Disorienting swaths of fog were drifting in and the mountain seemed to rise up like a ramp toward the overcast sky. Beyond the sharp edge of the cliffs there was nothing but a hazy void. What could be out there? There couldn’t be anything out there.
‘I need to pee,’ she said and after saying it, she stopped. She turned around and studied the man. He put his hand in his pocket and scooped something out. A slender, hairless body. Some kind of furless weasel with a deformed face and cruel little eyes.
‘You don’t need to pee,’ he said.
‘I’m afraid you’re going to hurt me.’
‘We’re just going for a walk.’
‘Where are we going?’
‘I want to show you something.’
She limped on and when she reached the lighthouse, which wasn’t much taller than her, she stopped. The sea was just about visible as a dark streak at the lower edge of the fog enshrouding the mountain.
The man stared at her until she walked on. Below the lighthouse was a concrete platform that may have supported a cannon in a different time and she thought to herself that there might be other relics further out. Maybe it was something along those lines he wanted to show her?
They came out onto a terrace where limestone cliffs had eroded into discs like the ruins of some ancient megalithic monument. There was no path; that made her uncertain. She turned around and the man motioned for her to walk on, toward the edge.
Her urine-soaked jeans were stiff and cold and she moved with short, faltering steps.
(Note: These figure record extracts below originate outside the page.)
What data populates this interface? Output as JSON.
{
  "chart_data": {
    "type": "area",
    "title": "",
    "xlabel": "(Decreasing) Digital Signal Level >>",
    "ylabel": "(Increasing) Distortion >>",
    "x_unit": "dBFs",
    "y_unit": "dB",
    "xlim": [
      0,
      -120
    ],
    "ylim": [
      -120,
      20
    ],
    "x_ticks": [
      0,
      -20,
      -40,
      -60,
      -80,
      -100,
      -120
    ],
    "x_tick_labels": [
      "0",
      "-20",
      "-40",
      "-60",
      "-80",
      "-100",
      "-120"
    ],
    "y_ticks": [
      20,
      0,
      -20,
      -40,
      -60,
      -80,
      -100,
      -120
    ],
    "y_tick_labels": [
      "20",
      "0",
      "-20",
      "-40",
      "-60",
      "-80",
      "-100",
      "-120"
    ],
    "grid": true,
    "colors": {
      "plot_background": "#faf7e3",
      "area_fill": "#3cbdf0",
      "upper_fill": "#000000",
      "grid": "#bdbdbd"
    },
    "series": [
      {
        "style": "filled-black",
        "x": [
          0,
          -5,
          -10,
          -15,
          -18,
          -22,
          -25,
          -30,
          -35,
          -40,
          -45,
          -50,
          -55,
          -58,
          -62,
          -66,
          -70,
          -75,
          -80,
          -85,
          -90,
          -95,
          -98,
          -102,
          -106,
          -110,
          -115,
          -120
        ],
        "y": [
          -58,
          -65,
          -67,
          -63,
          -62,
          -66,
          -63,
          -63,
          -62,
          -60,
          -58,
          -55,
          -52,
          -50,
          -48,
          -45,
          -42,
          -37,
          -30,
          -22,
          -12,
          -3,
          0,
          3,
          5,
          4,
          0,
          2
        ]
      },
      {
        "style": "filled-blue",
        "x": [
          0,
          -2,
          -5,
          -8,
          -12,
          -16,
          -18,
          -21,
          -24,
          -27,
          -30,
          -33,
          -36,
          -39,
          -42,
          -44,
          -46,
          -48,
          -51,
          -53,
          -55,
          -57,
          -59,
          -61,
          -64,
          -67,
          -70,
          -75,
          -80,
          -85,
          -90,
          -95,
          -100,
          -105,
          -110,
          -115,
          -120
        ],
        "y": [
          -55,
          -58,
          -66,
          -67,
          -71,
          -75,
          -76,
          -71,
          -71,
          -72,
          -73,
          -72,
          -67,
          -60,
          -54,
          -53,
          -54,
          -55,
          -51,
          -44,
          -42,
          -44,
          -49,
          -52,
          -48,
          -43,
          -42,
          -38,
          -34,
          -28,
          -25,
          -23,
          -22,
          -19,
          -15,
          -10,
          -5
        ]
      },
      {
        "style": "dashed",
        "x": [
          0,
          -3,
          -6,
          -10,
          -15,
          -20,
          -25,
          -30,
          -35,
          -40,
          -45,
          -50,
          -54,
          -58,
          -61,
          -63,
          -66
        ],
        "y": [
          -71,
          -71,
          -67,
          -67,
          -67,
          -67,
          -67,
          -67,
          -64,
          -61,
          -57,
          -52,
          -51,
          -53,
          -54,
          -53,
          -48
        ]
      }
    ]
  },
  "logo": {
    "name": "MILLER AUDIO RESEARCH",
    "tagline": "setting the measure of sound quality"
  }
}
As though her shoelaces were tied together, or she was disabled by some neurological walking impediment. Lichen-flecked polygons, pink like salmo
n-flesh, spread out around her. A small flight of concrete steps unexpectedly appeared among the rocks and beyond it was a primitive fortification with a wall made of stone shards. She was hoping there would be something behind that wall, but there wasn’t, just scrap metal, inscrutable, rusty formations.
From time to time, the mist parted to reveal a stretch of coastline in the distance. A promontory like the black back of a whale. Leaden, wave-streaked water disappearing under a curtain of clouds.
The mountain sloped into the sea with geological unambiguousness. After dropping down from a small ledge, she ran a few steps to regain her balance and then carried on running. Her legs moved of their own accord. The cliffs on her right jutted out over a steep drop; below lay a belt of fallen rocks. She stumbled among piles of rocks the size of human heads and ran into hollows deep as cauldrons and up again. She had no plan, she just ran.
The fog lifted and the sea spread out before her, but that was as far as she got because sitting in her path on a hunk of siltstone was that animal. It glared at her with its cold lizard eyes and the will to escape drained out of her in the blink of an eye. Suddenly, she wasn’t afraid any more and she didn’t know why she had run. Her mind couldn’t move so much as an inch, forward or backward.
A hand grabbed her arm and she was led back and she smiled, embarrassed by her inability to remember what she had done wrong.
The man put one of his boots up on a crag like a jaunty explorer and gazed down at the precipice.
‘What do you reckon,’ he said, ‘would falling off the edge kill you?’
‘Am I supposed to fall off the edge?’
‘Do you reckon it would kill you?’
‘I don’t know.’
‘Have a look.’
She walked over to the edge and peered down.
‘Yes,’ she said, ‘if you’re unlucky.’
He nodded and took a step back.
‘Then let’s hope you’re unlucky, Diana.’
‘I think you’d have to get away from the cliff.’
‘Yes,’ he said. ‘You’ll need a good run-up.’